El año es 1733. Jean-Philippe Rameau es un compositor de cincuenta años, reconocido como teórico (es el autor de un fundamental Tratado de armonía) y como clavecinista. Sus piezas instrumentales y religiosas son muy valoradas, pero tiene aún una deuda pendiente: el teatro. Decide escribir su primera ópera, aplicando en ella todo su arsenal compositivo y teórico, apartándose conscientemente de la tradición de la ópera francesa de Lully, que ya dominaba la escena parisina cuando Rameau aún no había nacido. Afirmar que Rameau planeó una revolución musical acaso sería exagerado. No es menos cierto que, aún si no se lo propuso, logró causar un revuelo que alteró el curso de la música francesa de manera definitiva. El puntapié inicial de ese vuelco extraordinario fue Hippolyte et Aricie.
Lo primero que se dijo de esa inicial incursión de Rameau en el género lírico fue que, con la música de esa sola obra, se podrían escribir al menos diez. Se trata de una exageración, pero con algo de sustento: los cinco actos de Hippolyte et Aricie son de una riqueza deslumbrante, que va desde las escenas pastorales del comienzo a las profundidades dramáticas de Fedra después de la muerte de Hipólito, pasando por el sobrenatural segundo acto, en el que Teseo desciende a los infiernos sólo para encontrarse con furias y parcas que le anuncian un destino funesto. Igualmente, la presencia del coro es fundamental: ya sea como sacerdotisas del templo de Diana, como cazadores, marineros, pastores o monstruos infernales, la escritura de Rameau es siempre exuberante: hay, en efecto, mucha música. Aquel 1° de octubre de 1733, el público de la Académie Royale de Musique de París tenía razones para sentirse consternado. Nunca se había oído algo así hasta entonces.
Para darse una idea acerca de la dinámica casi frenética del ambiente musical parisino de aquellos años, baste con señalar que, en apenas un par de años, Rameau pasó de ser el iconoclasta que hacía pedazos la tradición lírica de Lully (en la querella de los lullistes contra los ramoneurs) a convertirse en el orgulloso representante de la música francesa contra la influencia foránea de la ópera italiana (en la “querella de los bufones” que tuvo a Jean Jacques Rousseau como principal defensor de la opera buffa). El propio Rameau, ante el revuelo causado por su Hippolyte et Aricie, pensó en abandonar el género. Afortunadamente, no mantuvo esa promesa: antes de que transcurriera una década, ya había escrito varias obras más, entre ellas dos de enorme éxito como Castor et Pollux (1737) y Dardanus (1739).
Las críticas a Rameau fueron de diversa índole.
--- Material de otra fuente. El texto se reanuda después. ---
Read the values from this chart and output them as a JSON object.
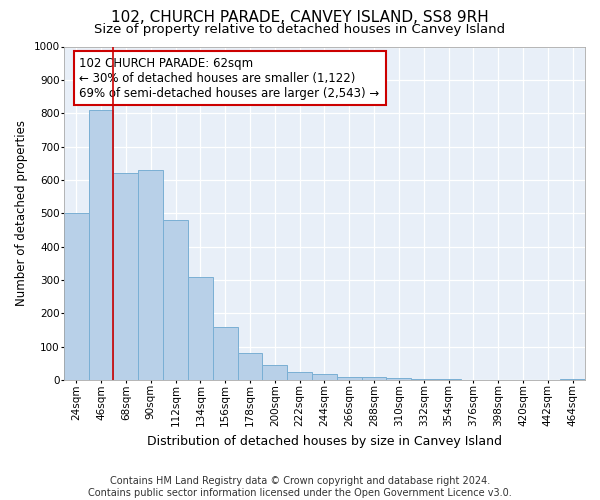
{
  "title": "102, CHURCH PARADE, CANVEY ISLAND, SS8 9RH",
  "subtitle": "Size of property relative to detached houses in Canvey Island",
  "xlabel": "Distribution of detached houses by size in Canvey Island",
  "ylabel": "Number of detached properties",
  "footer_line1": "Contains HM Land Registry data © Crown copyright and database right 2024.",
  "footer_line2": "Contains public sector information licensed under the Open Government Licence v3.0.",
  "categories": [
    "24sqm",
    "46sqm",
    "68sqm",
    "90sqm",
    "112sqm",
    "134sqm",
    "156sqm",
    "178sqm",
    "200sqm",
    "222sqm",
    "244sqm",
    "266sqm",
    "288sqm",
    "310sqm",
    "332sqm",
    "354sqm",
    "376sqm",
    "398sqm",
    "420sqm",
    "442sqm",
    "464sqm"
  ],
  "values": [
    500,
    810,
    620,
    630,
    480,
    310,
    160,
    80,
    45,
    25,
    18,
    10,
    8,
    5,
    3,
    2,
    1,
    1,
    0,
    0,
    2
  ],
  "bar_color": "#b8d0e8",
  "bar_edge_color": "#7aafd4",
  "vline_index": 2,
  "vline_color": "#cc0000",
  "annotation_text": "102 CHURCH PARADE: 62sqm\n← 30% of detached houses are smaller (1,122)\n69% of semi-detached houses are larger (2,543) →",
  "annotation_box_color": "#ffffff",
  "annotation_box_edge_color": "#cc0000",
  "ylim": [
    0,
    1000
  ],
  "plot_bg_color": "#e8eff8",
  "grid_color": "#ffffff",
  "title_fontsize": 11,
  "subtitle_fontsize": 9.5,
  "tick_fontsize": 7.5,
  "ylabel_fontsize": 8.5,
  "xlabel_fontsize": 9,
  "footer_fontsize": 7,
  "ann_fontsize": 8.5
}
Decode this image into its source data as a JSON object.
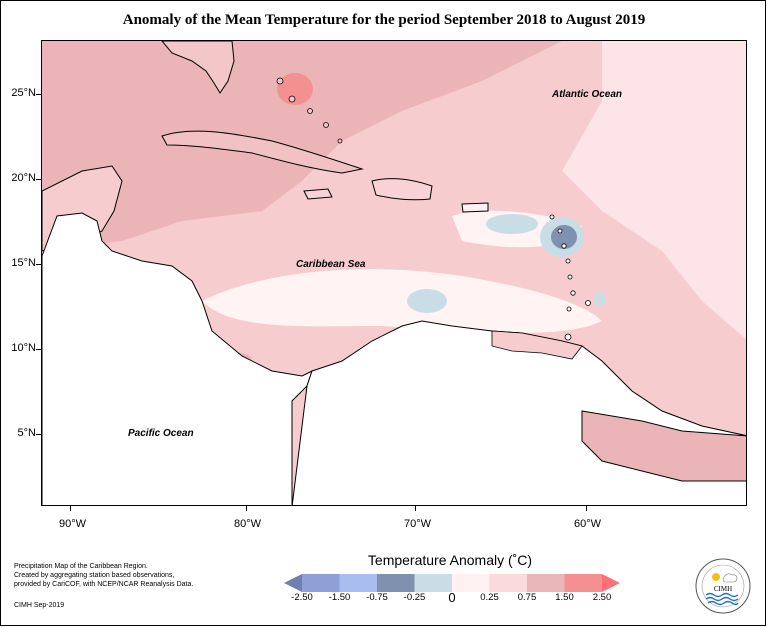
{
  "title": "Anomaly of the Mean Temperature for the period September 2018 to August 2019",
  "map": {
    "ocean_labels": {
      "atlantic": "Atlantic Ocean",
      "caribbean": "Caribbean Sea",
      "pacific": "Pacific Ocean"
    },
    "lat_labels": [
      "25°N",
      "20°N",
      "15°N",
      "10°N",
      "5°N"
    ],
    "lon_labels": [
      "90°W",
      "80°W",
      "70°W",
      "60°W"
    ]
  },
  "legend": {
    "title": "Temperature Anomaly (˚C)",
    "ticks": [
      "-2.50",
      "-1.50",
      "-0.75",
      "-0.25",
      "0",
      "0.25",
      "0.75",
      "1.50",
      "2.50"
    ],
    "bins": [
      {
        "color": "#6e7fb0"
      },
      {
        "color": "#8f9fd8"
      },
      {
        "color": "#a9bdf0"
      },
      {
        "color": "#7e92b0"
      },
      {
        "color": "#c9dde6"
      },
      {
        "color": "#fff1f1"
      },
      {
        "color": "#fbd9dd"
      },
      {
        "color": "#eab7b9"
      },
      {
        "color": "#f49090"
      },
      {
        "color": "#ff6f75"
      }
    ]
  },
  "footnote": {
    "line1": "Precipitation Map of the Caribbean Region.",
    "line2": "Created by aggregating station based observations,",
    "line3": "provided by CariCOF, with NCEP/NCAR Reanalysis Data.",
    "credit": "CIMH Sep-2019"
  },
  "logo": {
    "text": "CIMH"
  }
}
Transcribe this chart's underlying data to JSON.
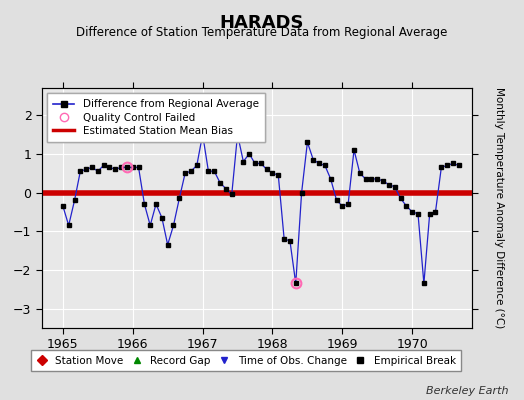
{
  "title": "HARADS",
  "subtitle": "Difference of Station Temperature Data from Regional Average",
  "ylabel": "Monthly Temperature Anomaly Difference (°C)",
  "footer": "Berkeley Earth",
  "bias": 0.0,
  "ylim": [
    -3.5,
    2.7
  ],
  "xlim": [
    1964.7,
    1970.85
  ],
  "xticks": [
    1965,
    1966,
    1967,
    1968,
    1969,
    1970
  ],
  "yticks": [
    -3,
    -2,
    -1,
    0,
    1,
    2
  ],
  "bg_color": "#e0e0e0",
  "plot_bg_color": "#e8e8e8",
  "grid_color": "#ffffff",
  "line_color": "#2222cc",
  "marker_color": "#000000",
  "bias_color": "#cc0000",
  "qc_color": "#ff69b4",
  "data": [
    [
      1965.0,
      -0.35
    ],
    [
      1965.083,
      -0.85
    ],
    [
      1965.167,
      -0.2
    ],
    [
      1965.25,
      0.55
    ],
    [
      1965.333,
      0.6
    ],
    [
      1965.417,
      0.65
    ],
    [
      1965.5,
      0.55
    ],
    [
      1965.583,
      0.7
    ],
    [
      1965.667,
      0.65
    ],
    [
      1965.75,
      0.6
    ],
    [
      1965.833,
      0.65
    ],
    [
      1965.917,
      0.65
    ],
    [
      1966.0,
      0.65
    ],
    [
      1966.083,
      0.65
    ],
    [
      1966.167,
      -0.3
    ],
    [
      1966.25,
      -0.85
    ],
    [
      1966.333,
      -0.3
    ],
    [
      1966.417,
      -0.65
    ],
    [
      1966.5,
      -1.35
    ],
    [
      1966.583,
      -0.85
    ],
    [
      1966.667,
      -0.15
    ],
    [
      1966.75,
      0.5
    ],
    [
      1966.833,
      0.55
    ],
    [
      1966.917,
      0.7
    ],
    [
      1967.0,
      1.5
    ],
    [
      1967.083,
      0.55
    ],
    [
      1967.167,
      0.55
    ],
    [
      1967.25,
      0.25
    ],
    [
      1967.333,
      0.1
    ],
    [
      1967.417,
      -0.05
    ],
    [
      1967.5,
      1.5
    ],
    [
      1967.583,
      0.8
    ],
    [
      1967.667,
      1.0
    ],
    [
      1967.75,
      0.75
    ],
    [
      1967.833,
      0.75
    ],
    [
      1967.917,
      0.6
    ],
    [
      1968.0,
      0.5
    ],
    [
      1968.083,
      0.45
    ],
    [
      1968.167,
      -1.2
    ],
    [
      1968.25,
      -1.25
    ],
    [
      1968.333,
      -2.35
    ],
    [
      1968.417,
      0.0
    ],
    [
      1968.5,
      1.3
    ],
    [
      1968.583,
      0.85
    ],
    [
      1968.667,
      0.75
    ],
    [
      1968.75,
      0.7
    ],
    [
      1968.833,
      0.35
    ],
    [
      1968.917,
      -0.2
    ],
    [
      1969.0,
      -0.35
    ],
    [
      1969.083,
      -0.3
    ],
    [
      1969.167,
      1.1
    ],
    [
      1969.25,
      0.5
    ],
    [
      1969.333,
      0.35
    ],
    [
      1969.417,
      0.35
    ],
    [
      1969.5,
      0.35
    ],
    [
      1969.583,
      0.3
    ],
    [
      1969.667,
      0.2
    ],
    [
      1969.75,
      0.15
    ],
    [
      1969.833,
      -0.15
    ],
    [
      1969.917,
      -0.35
    ],
    [
      1970.0,
      -0.5
    ],
    [
      1970.083,
      -0.55
    ],
    [
      1970.167,
      -2.35
    ],
    [
      1970.25,
      -0.55
    ],
    [
      1970.333,
      -0.5
    ],
    [
      1970.417,
      0.65
    ],
    [
      1970.5,
      0.7
    ],
    [
      1970.583,
      0.75
    ],
    [
      1970.667,
      0.7
    ]
  ],
  "qc_points": [
    [
      1965.917,
      0.65
    ],
    [
      1968.333,
      -2.35
    ]
  ],
  "legend1_labels": [
    "Difference from Regional Average",
    "Quality Control Failed",
    "Estimated Station Mean Bias"
  ],
  "legend2_labels": [
    "Station Move",
    "Record Gap",
    "Time of Obs. Change",
    "Empirical Break"
  ]
}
Las más importantes estaban relacionadas con la desconfianza que producía un compositor de óperas cuya fama principal, hasta ese momento, era más como teórico e intérprete que como hombre de teatro. Hoy puede sonar curioso, pero en los salones de París se aseguraba que la música de Rameau era “matemática” y “cerebral”. No sería la última vez que se escuchara ese argumento para hablar de una música que era a todas luces algo novedoso. Lo que ese tipo de crítica puede perder de vista es que un arte, en tanto tal, exige una cierta maestría en el dominio de las técnicas correspondientes. Lo que molestaba de Rameau, en todo caso, podía ser la perfecta conciencia con la que el autor manejaba esos procedimientos para conseguir su propósito. Hippolyte et Aricie contiene, en efecto, algunos de los pasajes más dramáticos de toda la literatura operística francesa: es difícil imaginar momentos más conmovedores que el lamento de Fedra en el segundo acto, la terrible conmoción de Teseo en el tercero o, sobre todo, la tremenda premonición de las Parcas en el segundo acto. “Quiero aterrorizar al público”, se dice que dijo Rameau acerca de ese trío; y lo cierto es que quedarse únicamente en la descripción del cromatismo y las disonancias para explicar por qué esa escena es tan efectiva es mirar sólo una parte del asunto. Es cierto, hay un manejo excepcional de técnicas que pueden describirse como un proceso más o menos regulado por principios “racionales”, pero el objetivo es siempre la movilización de la audiencia; la producción de un fenómeno estético y no la resolución de un teorema.
Y es que, por perfecta que pueda ser la construcción formal y “matemática” de una pieza (y el caso de Hippolyte et Aricie es paradigmático en ese sentido), no se seguiría interpretando si, como audiencia, no nos continuara afectando, siempre de alguna manera nueva e inesperada.